Vulkane: wenn die Erde Feuer spuckt

Vulkane: wenn die Erde Feuer spuckt

Wann ein Vulkan ausbricht, ist kaum vorauszusehen. Gerade sind weltweit einige ausgebrochen. Was dabei passiert, erklären wir dir hier.

Vulkan Ätna in Italien
Foto: Imago

Heiße Asche und rote Ströme aus heißer Glut: In den vergangenen Wochen sind auf der ganzen Welt immer wieder Vulkane ausgebrochen. Vulkane sind Öffnungen in der Erdkruste. Aus diesen Öffnungen kommt Lava. Als Lava bezeichnet man flüssiges Gestein oberer Erdschichten. Wenn ein Vulkan diese Lava an die Erdoberfläche treten lässt, spricht man von einem Vulkanausbruch.

Aktiv, ruhend oder erloschen

Wann ein Vulkan ausbricht, ist nicht genau vorherzusagen. Forscherinnen und Forscher beobachten aber manchmal längere Zeit davor schon Veränderungen in der Erde. Dann können sie vor einem Ausbruch warnen. Es gibt aktive, ruhende und erloschene Vulkane. Aktiv heißt, dass es im Vulkan noch rumort und dass er ausbrechen kann. Ein ruhender Vulkan kann kein Magma mehr an die Oberfläche bringen. Magma ist das Gleiche wie Lava, kommt aber von weiter unten liegenden Erdschichten. Nur weil ein Vulkan ruht, muss er aber noch nicht erloschen sein. Das bedeutet, dass er jederzeit wieder ausbrechen könnte. Erloschene Vulkane sind schon Tausende Jahre nicht mehr ausgebrochen. Besonders gefährlich sind Vulkane, die lange nicht aktiv waren – sogar jahrhundertelang nicht.

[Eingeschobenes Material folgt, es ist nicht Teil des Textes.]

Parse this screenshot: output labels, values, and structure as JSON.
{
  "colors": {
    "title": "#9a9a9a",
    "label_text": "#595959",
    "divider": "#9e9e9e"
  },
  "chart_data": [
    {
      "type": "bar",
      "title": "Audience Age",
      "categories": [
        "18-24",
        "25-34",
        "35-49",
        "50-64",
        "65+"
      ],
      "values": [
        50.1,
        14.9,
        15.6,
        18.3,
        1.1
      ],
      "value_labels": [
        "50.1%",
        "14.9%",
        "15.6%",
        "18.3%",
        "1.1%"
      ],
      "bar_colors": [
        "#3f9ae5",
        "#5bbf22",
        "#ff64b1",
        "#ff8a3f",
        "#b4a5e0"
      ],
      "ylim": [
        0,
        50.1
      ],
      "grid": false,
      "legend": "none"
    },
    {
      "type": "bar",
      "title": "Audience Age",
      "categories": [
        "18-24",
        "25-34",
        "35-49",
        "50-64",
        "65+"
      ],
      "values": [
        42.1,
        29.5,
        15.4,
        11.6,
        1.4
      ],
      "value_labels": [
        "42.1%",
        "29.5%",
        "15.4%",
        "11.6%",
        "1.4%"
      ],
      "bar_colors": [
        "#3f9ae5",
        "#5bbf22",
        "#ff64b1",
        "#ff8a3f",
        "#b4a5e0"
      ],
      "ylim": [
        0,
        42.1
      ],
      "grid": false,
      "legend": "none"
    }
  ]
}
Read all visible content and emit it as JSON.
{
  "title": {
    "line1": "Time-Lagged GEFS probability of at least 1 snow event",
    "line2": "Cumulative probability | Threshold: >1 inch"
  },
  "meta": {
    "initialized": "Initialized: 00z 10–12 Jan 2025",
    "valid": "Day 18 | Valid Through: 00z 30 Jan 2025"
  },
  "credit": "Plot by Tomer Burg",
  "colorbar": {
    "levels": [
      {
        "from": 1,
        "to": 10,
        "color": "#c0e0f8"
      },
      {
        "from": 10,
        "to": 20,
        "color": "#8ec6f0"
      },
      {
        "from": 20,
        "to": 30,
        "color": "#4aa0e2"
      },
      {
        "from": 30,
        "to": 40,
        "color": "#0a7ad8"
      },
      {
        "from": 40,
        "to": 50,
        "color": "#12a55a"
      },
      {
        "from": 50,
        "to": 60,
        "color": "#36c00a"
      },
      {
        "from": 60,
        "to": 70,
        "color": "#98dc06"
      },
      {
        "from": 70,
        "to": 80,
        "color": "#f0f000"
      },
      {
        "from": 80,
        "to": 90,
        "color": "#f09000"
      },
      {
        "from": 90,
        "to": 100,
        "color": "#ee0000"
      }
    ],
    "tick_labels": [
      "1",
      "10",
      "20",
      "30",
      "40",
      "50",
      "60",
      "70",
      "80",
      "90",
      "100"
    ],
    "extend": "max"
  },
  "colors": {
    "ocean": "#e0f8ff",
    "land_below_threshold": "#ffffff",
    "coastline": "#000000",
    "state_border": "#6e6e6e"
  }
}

Wenn sie dann doch wieder ausbrechen, passiert das meist mit einer gewaltigen Explosion.

Schichtvulkan

Es gibt ganz unterschiedliche Vulkanarten. Am häufigsten kommt der sogenannte Schichtvulkan vor. Weltweit gibt es rund 700 Schichtvulkane. Diese Vulkanart erkennt man an der steilen, spitzen Kegelform. Was passiert bei einem Ausbruch genau?

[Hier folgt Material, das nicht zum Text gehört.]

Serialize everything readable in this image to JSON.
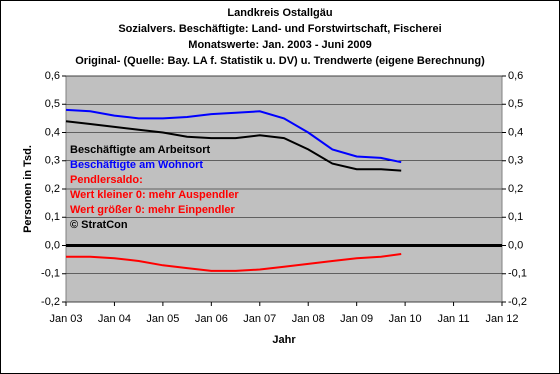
{
  "chart_data": {
    "type": "line",
    "title": "Landkreis Ostallgäu",
    "subtitle": [
      "Sozialvers. Beschäftigte: Land- und Forstwirtschaft, Fischerei",
      "Monatswerte: Jan. 2003 - Juni 2009",
      "Original- (Quelle: Bay. LA f. Statistik u. DV) u. Trendwerte (eigene Berechnung)"
    ],
    "xlabel": "Jahr",
    "ylabel": "Personen in Tsd.",
    "x": [
      2003,
      2003.5,
      2004,
      2004.5,
      2005,
      2005.5,
      2006,
      2006.5,
      2007,
      2007.5,
      2008,
      2008.5,
      2009,
      2009.5,
      2009.92
    ],
    "series": [
      {
        "name": "Beschäftigte am Arbeitsort",
        "color": "#000000",
        "values": [
          0.44,
          0.43,
          0.42,
          0.41,
          0.4,
          0.385,
          0.38,
          0.38,
          0.39,
          0.38,
          0.34,
          0.29,
          0.27,
          0.27,
          0.265
        ]
      },
      {
        "name": "Beschäftigte am Wohnort",
        "color": "#0000ff",
        "values": [
          0.48,
          0.475,
          0.46,
          0.45,
          0.45,
          0.455,
          0.465,
          0.47,
          0.475,
          0.45,
          0.4,
          0.34,
          0.315,
          0.31,
          0.295
        ]
      },
      {
        "name": "Pendlersaldo:",
        "color": "#ff0000",
        "values": [
          -0.04,
          -0.04,
          -0.045,
          -0.055,
          -0.07,
          -0.08,
          -0.09,
          -0.09,
          -0.085,
          -0.075,
          -0.065,
          -0.055,
          -0.045,
          -0.04,
          -0.03
        ]
      }
    ],
    "annotations": [
      {
        "text": "Wert kleiner 0: mehr Auspendler",
        "color": "#ff0000"
      },
      {
        "text": "Wert größer 0: mehr Einpendler",
        "color": "#ff0000"
      },
      {
        "text": "© StratCon",
        "color": "#000000"
      }
    ],
    "xlim": [
      2003,
      2012
    ],
    "xticks": [
      {
        "value": 2003,
        "label": "Jan 03"
      },
      {
        "value": 2004,
        "label": "Jan 04"
      },
      {
        "value": 2005,
        "label": "Jan 05"
      },
      {
        "value": 2006,
        "label": "Jan 06"
      },
      {
        "value": 2007,
        "label": "Jan 07"
      },
      {
        "value": 2008,
        "label": "Jan 08"
      },
      {
        "value": 2009,
        "label": "Jan 09"
      },
      {
        "value": 2010,
        "label": "Jan 10"
      },
      {
        "value": 2011,
        "label": "Jan 11"
      },
      {
        "value": 2012,
        "label": "Jan 12"
      }
    ],
    "ylim": [
      -0.2,
      0.6
    ],
    "yticks": [
      {
        "value": -0.2,
        "label": "-0,2"
      },
      {
        "value": -0.1,
        "label": "-0,1"
      },
      {
        "value": 0,
        "label": "0,0"
      },
      {
        "value": 0.1,
        "label": "0,1"
      },
      {
        "value": 0.2,
        "label": "0,2"
      },
      {
        "value": 0.3,
        "label": "0,3"
      },
      {
        "value": 0.4,
        "label": "0,4"
      },
      {
        "value": 0.5,
        "label": "0,5"
      },
      {
        "value": 0.6,
        "label": "0,6"
      }
    ],
    "y2lim": [
      -0.2,
      0.6
    ],
    "y2ticks": [
      {
        "value": -0.2,
        "label": "-0,2"
      },
      {
        "value": -0.1,
        "label": "-0,1"
      },
      {
        "value": 0,
        "label": "0,0"
      },
      {
        "value": 0.1,
        "label": "0,1"
      },
      {
        "value": 0.2,
        "label": "0,2"
      },
      {
        "value": 0.3,
        "label": "0,3"
      },
      {
        "value": 0.4,
        "label": "0,4"
      },
      {
        "value": 0.5,
        "label": "0,5"
      },
      {
        "value": 0.6,
        "label": "0,6"
      }
    ],
    "grid": true,
    "plot_background": "#c0c0c0"
  }
}
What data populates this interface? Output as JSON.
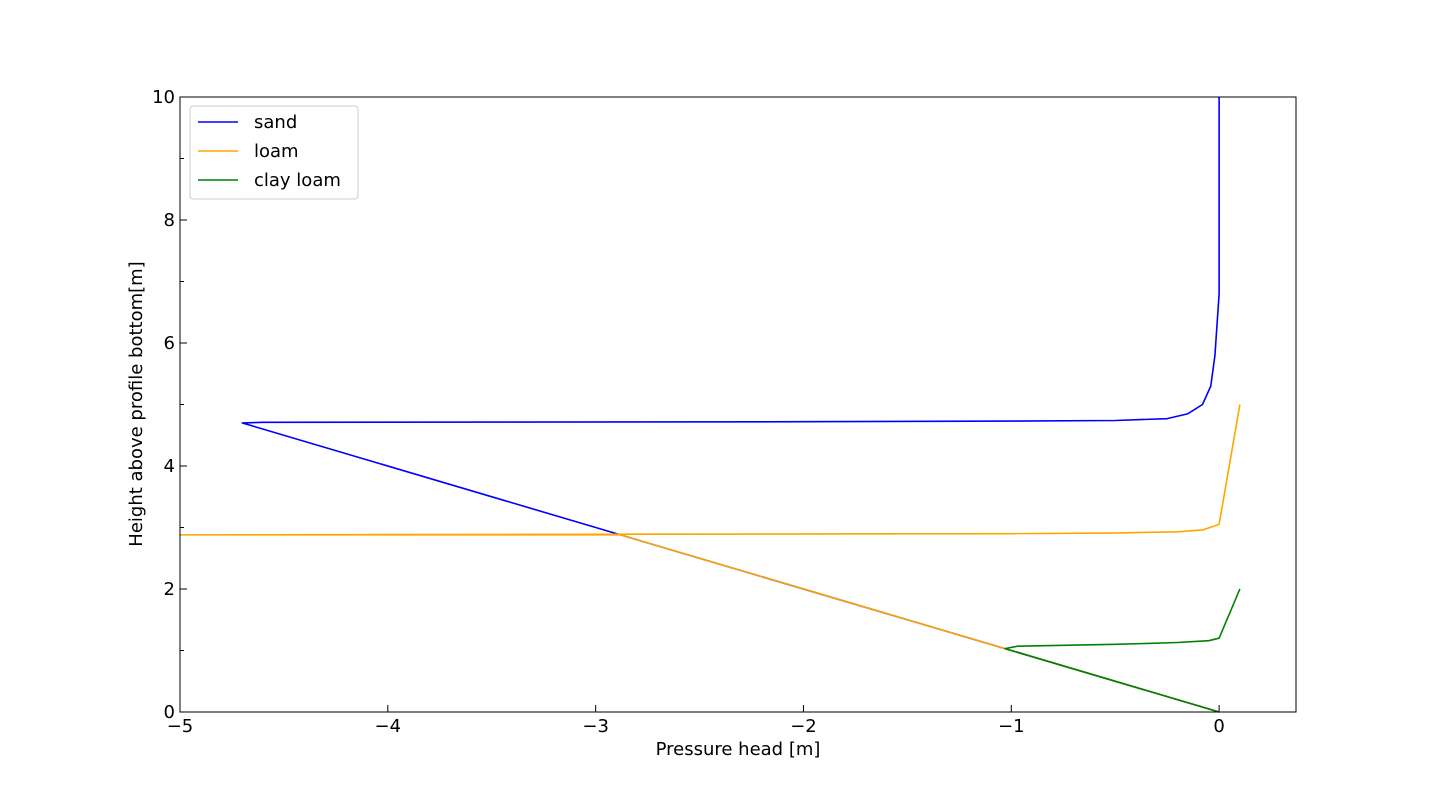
{
  "chart_data": {
    "type": "line",
    "title": "",
    "xlabel": "Pressure head [m]",
    "ylabel": "Height above profile bottom[m]",
    "xlim": [
      -5,
      0.37
    ],
    "ylim": [
      0,
      10
    ],
    "x_ticks": [
      -5,
      -4,
      -3,
      -2,
      -1,
      0
    ],
    "x_tick_labels": [
      "−5",
      "−4",
      "−3",
      "−2",
      "−1",
      "0"
    ],
    "y_ticks": [
      0,
      2,
      4,
      6,
      8,
      10
    ],
    "y_tick_labels": [
      "0",
      "2",
      "4",
      "6",
      "8",
      "10"
    ],
    "grid": false,
    "legend_position": "top-left",
    "series": [
      {
        "name": "sand",
        "color": "#0000ff",
        "x": [
          0,
          -2.9,
          -4.7,
          -4.6,
          -2,
          -1,
          -0.5,
          -0.25,
          -0.15,
          -0.08,
          -0.04,
          -0.02,
          0,
          0,
          0
        ],
        "y": [
          0,
          2.9,
          4.7,
          4.71,
          4.72,
          4.73,
          4.74,
          4.77,
          4.85,
          5.0,
          5.3,
          5.8,
          6.8,
          8,
          10
        ]
      },
      {
        "name": "loam",
        "color": "#ffa500",
        "x": [
          0,
          -1.03,
          -2.88,
          -5,
          -3,
          -1,
          -0.5,
          -0.2,
          -0.08,
          0,
          0.1
        ],
        "y": [
          0,
          1.03,
          2.88,
          2.88,
          2.89,
          2.9,
          2.91,
          2.93,
          2.96,
          3.05,
          5.0
        ]
      },
      {
        "name": "clay loam",
        "color": "#008000",
        "x": [
          0,
          -1.03,
          -0.97,
          -0.5,
          -0.2,
          -0.05,
          0,
          0.1
        ],
        "y": [
          0,
          1.03,
          1.07,
          1.1,
          1.13,
          1.16,
          1.2,
          2.0
        ]
      }
    ]
  }
}
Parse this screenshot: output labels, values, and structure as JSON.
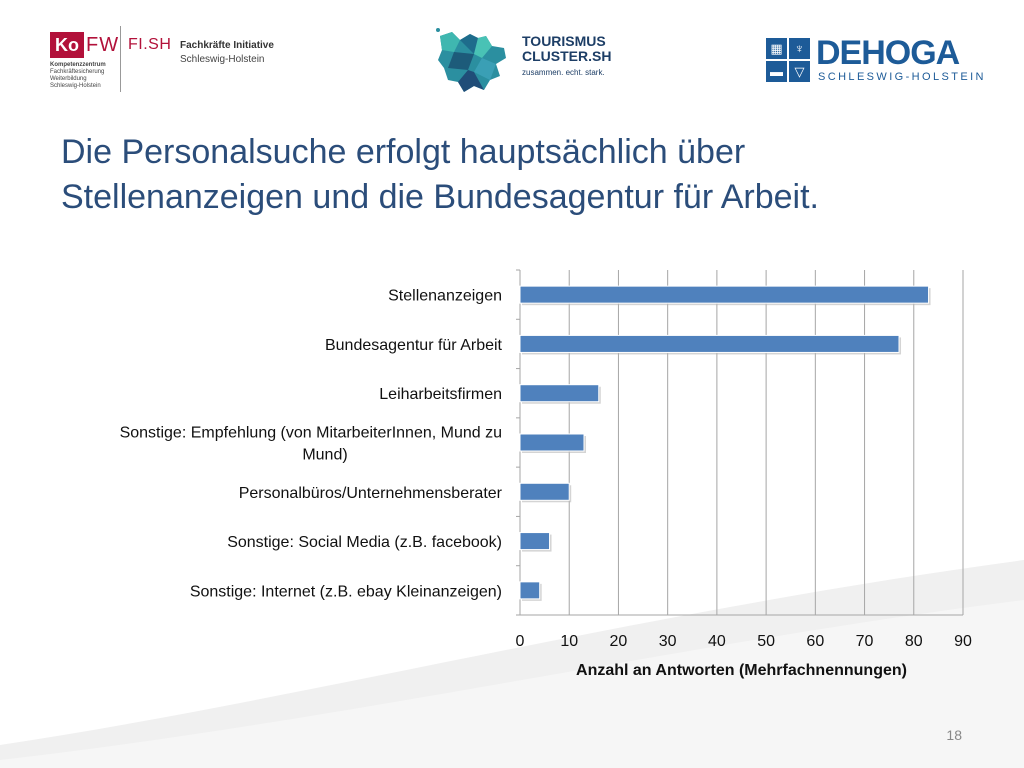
{
  "logos": {
    "kofw": {
      "ko": "Ko",
      "fw": "FW",
      "sub_title": "Kompetenzzentrum",
      "sub_lines": [
        "Fachkräftesicherung",
        "Weiterbildung",
        "Schleswig-Holstein"
      ],
      "fish": "FI.SH",
      "fish_name": "Fachkräfte Initiative",
      "fish_region": "Schleswig-Holstein"
    },
    "tourismus": {
      "line1": "TOURISMUS",
      "line2": "CLUSTER.SH",
      "slogan": "zusammen. echt. stark."
    },
    "dehoga": {
      "name": "DEHOGA",
      "region": "SCHLESWIG-HOLSTEIN"
    }
  },
  "slide": {
    "title_line1": "Die Personalsuche erfolgt hauptsächlich über",
    "title_line2": "Stellenanzeigen und die Bundesagentur für Arbeit.",
    "page_number": "18"
  },
  "colors": {
    "bar": "#4f81bd",
    "title": "#2b4d7a",
    "grid": "#a6a6a6"
  },
  "chart_data": {
    "type": "bar",
    "orientation": "horizontal",
    "categories": [
      "Stellenanzeigen",
      "Bundesagentur für Arbeit",
      "Leiharbeitsfirmen",
      "Sonstige: Empfehlung (von MitarbeiterInnen, Mund zu Mund)",
      "Personalbüros/Unternehmensberater",
      "Sonstige: Social Media (z.B. facebook)",
      "Sonstige: Internet (z.B. ebay Kleinanzeigen)"
    ],
    "category_label_lines": [
      [
        "Stellenanzeigen"
      ],
      [
        "Bundesagentur für Arbeit"
      ],
      [
        "Leiharbeitsfirmen"
      ],
      [
        "Sonstige: Empfehlung (von MitarbeiterInnen, Mund zu",
        "Mund)"
      ],
      [
        "Personalbüros/Unternehmensberater"
      ],
      [
        "Sonstige: Social Media (z.B. facebook)"
      ],
      [
        "Sonstige: Internet (z.B. ebay Kleinanzeigen)"
      ]
    ],
    "values": [
      83,
      77,
      16,
      13,
      10,
      6,
      4
    ],
    "xlim": [
      0,
      90
    ],
    "xticks": [
      0,
      10,
      20,
      30,
      40,
      50,
      60,
      70,
      80,
      90
    ],
    "xlabel": "Anzahl an Antworten (Mehrfachnennungen)",
    "ylabel": "",
    "title": "",
    "grid": true,
    "legend": "none"
  }
}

Unter einem aktiven Vulkan liegt meist eine Magmakammer mit einem zähflüssigen, heißen Gesteinsbrei. Wenn ein Vulkan ausbricht, treten Gase, Asche und dieses flüssige Gestein aus dem Erdinneren aus. Wenn das Magma an die Erdoberfläche kommt, heißt es Lava. Lava kann Temperaturen von rund 1200 Grad Celsius erreichen und glüht so rot wie Eisen, das man zum Schmelzen bringt. Sobald Lava abkühlt, wird sie schwarz.

Gefährlich

Wenn ein Vulkan ausbricht, sollte man sich besser nicht in seiner Nähe befinden. Das kann nämlich sehr gefährlich für die Menschen sein, vor allem für jene, die in der Nähe wohnen. Oft müssen ganze Dörfer geräumt werden. Die Asche kann nämlich krank machen, wenn sie in der Luft ist und man sie einatmet. Wenn ein Vulkan viel Asche ausspuckt, verdunkelt sich auch der Himmel. Je höher die Asche in den Himmel steigt, desto weiter kann sich die Asche verbreiten. Manchmal können wegen dieser Aschewolken Flugzeuge nicht mehr fliegen. Die Asche legt sich auch überall ab, auf Häusern, Straßen, Feldern und Wiesen.